Bill Kim is having a pretty good year. After a slightly disappointing 2018 (his flagship restaurant, BellyQ, closed after six years in operation), 2019 brought him a James Beard nomination for his cookbook Korean BBQ. He’s talking about expanding the Urbanbelly/BellyQ brand outside of Chicago. And now he’s teaming up with home goods mega-retailer Crate & Barrel to open the brand’s first ever full-service restaurant, The Table at Crate, in the Oakbrook Center location.
Kim calls the new restaurant a “dream job,” and recalls that this isn’t his only connection to the retailer. “The crazy thing is I actually cooked at [Gordon Segal, the founder of Crate & Barrel] house 15 years ago, so I’m pinching myself to be part of this.” He views the combination of large retailers and food service as “a new frontier for restauranteurs.”
He’s not wrong that this it seems to be a minor Chicagoland trend for restaurant groups to partner with large retailers to launch very visible outlets of their brand. Cornerstone Restaurant Group, the group that Kim is part of that also operates Michael Jordan’s Steakhouse, joins a fairly illustrious group in this burgeoning upscale food/retail market. Hogsalt Hospitality (run by Brendan Sodikoff) runs the beautiful 3 Arts Club café inside the gold coast Restoration Hardware flagship, and celeb chef Matthew Kenney opened an outpost of his upscale vegan empire inside of Saks downtown last year.

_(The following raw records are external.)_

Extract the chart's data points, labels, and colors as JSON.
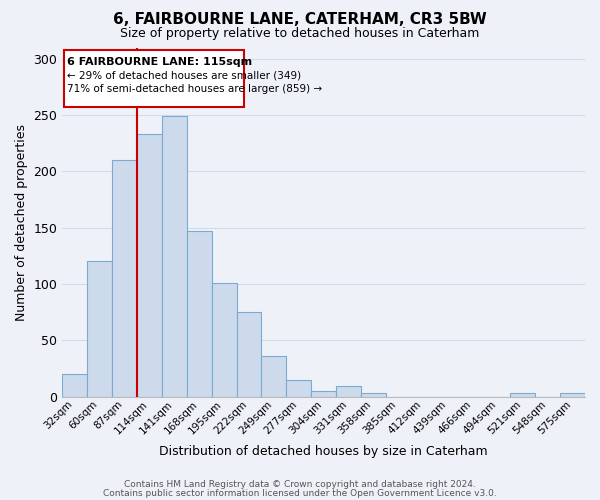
{
  "title": "6, FAIRBOURNE LANE, CATERHAM, CR3 5BW",
  "subtitle": "Size of property relative to detached houses in Caterham",
  "xlabel": "Distribution of detached houses by size in Caterham",
  "ylabel": "Number of detached properties",
  "bar_labels": [
    "32sqm",
    "60sqm",
    "87sqm",
    "114sqm",
    "141sqm",
    "168sqm",
    "195sqm",
    "222sqm",
    "249sqm",
    "277sqm",
    "304sqm",
    "331sqm",
    "358sqm",
    "385sqm",
    "412sqm",
    "439sqm",
    "466sqm",
    "494sqm",
    "521sqm",
    "548sqm",
    "575sqm"
  ],
  "bar_values": [
    20,
    120,
    210,
    233,
    249,
    147,
    101,
    75,
    36,
    15,
    5,
    9,
    3,
    0,
    0,
    0,
    0,
    0,
    3,
    0,
    3
  ],
  "bar_color": "#cddaec",
  "bar_edgecolor": "#7aaad0",
  "ylim": [
    0,
    310
  ],
  "yticks": [
    0,
    50,
    100,
    150,
    200,
    250,
    300
  ],
  "vline_color": "#cc0000",
  "annotation_title": "6 FAIRBOURNE LANE: 115sqm",
  "annotation_line1": "← 29% of detached houses are smaller (349)",
  "annotation_line2": "71% of semi-detached houses are larger (859) →",
  "annotation_box_color": "#cc0000",
  "footnote1": "Contains HM Land Registry data © Crown copyright and database right 2024.",
  "footnote2": "Contains public sector information licensed under the Open Government Licence v3.0.",
  "grid_color": "#d0daea",
  "background_color": "#eef2f8"
}
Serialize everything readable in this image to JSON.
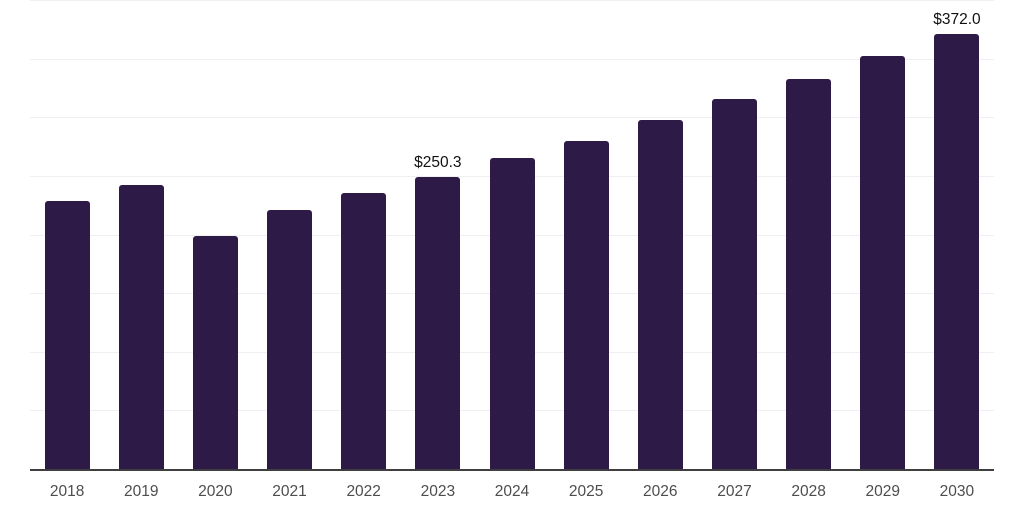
{
  "chart_data": {
    "type": "bar",
    "title": "",
    "xlabel": "",
    "ylabel": "",
    "categories": [
      "2018",
      "2019",
      "2020",
      "2021",
      "2022",
      "2023",
      "2024",
      "2025",
      "2026",
      "2027",
      "2028",
      "2029",
      "2030"
    ],
    "values": [
      229.3,
      242.7,
      199.2,
      221.6,
      236.4,
      250.3,
      265.7,
      280.7,
      298.3,
      316.2,
      333.9,
      352.9,
      372.0
    ],
    "data_labels": [
      "",
      "",
      "",
      "",
      "",
      "$250.3",
      "",
      "",
      "",
      "",
      "",
      "",
      "$372.0"
    ],
    "ylim": [
      0,
      400
    ],
    "gridline_step": 50,
    "grid": "horizontal",
    "legend": "none",
    "y_axis_tick_labels": "none",
    "colors": {
      "bar": "#2E1A47",
      "gridline": "#EFEFF1",
      "axis_line": "#3F3F3F",
      "x_tick_label": "#4D4D4D",
      "data_label": "#111111",
      "background": "#FFFFFF"
    }
  }
}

Especially as Crate & Barrel sells so many food-related products, Kim sees this as a natural partnership. “You have Crate & Barrel where there are cooking items, dishware, furniture, you’re thinking to yourself — it would be great if there was a combination.” Kim plans to use plenty of Crate & Barrel products in the restaurant, though he did admit that the actual kitchen would use commercial food prep equipment, not the darling items that customers drool over on the shelves. But the opportunity for customers to see how available dishes, glassware and other home goods actually look on tables with food on them is pretty fun to imagine.
The menu for The Table at Crate is still in flux, but don’t assume it will be Asian-inspired. Kim’s most recent successes were in that realm, but he emphasizes his other experience. “I spent fifteen years cooking at French and American seasonal restaurants,” says Kim, and he plans to do some new things here. The menu (right on trend) will be plant-focused, and have a “lot of herbaceousness,” and will match up with the way that Kim likes to eat at home. He eats a dairy free diet, and his wife is gluten-free, and while the restaurant won’t be totally in either camp, he plans a ton of that sort of option. “I like to eat that way, light and airy and accessible.”
The restaurant will offer full-service lunch and dinner, a terrace for drinks and nibbles, and a coffee bar and pastry area for grab and go service. Kim is hoping for an opening in July, though there’s no more specific date yet, and it’s easy to imagine the possibilities for things like product collaborations, in-store demos, and tastings. When I asked if Crate & Barrel would be selling his award-winning book in the store, he laughed. “I definitely hope so.”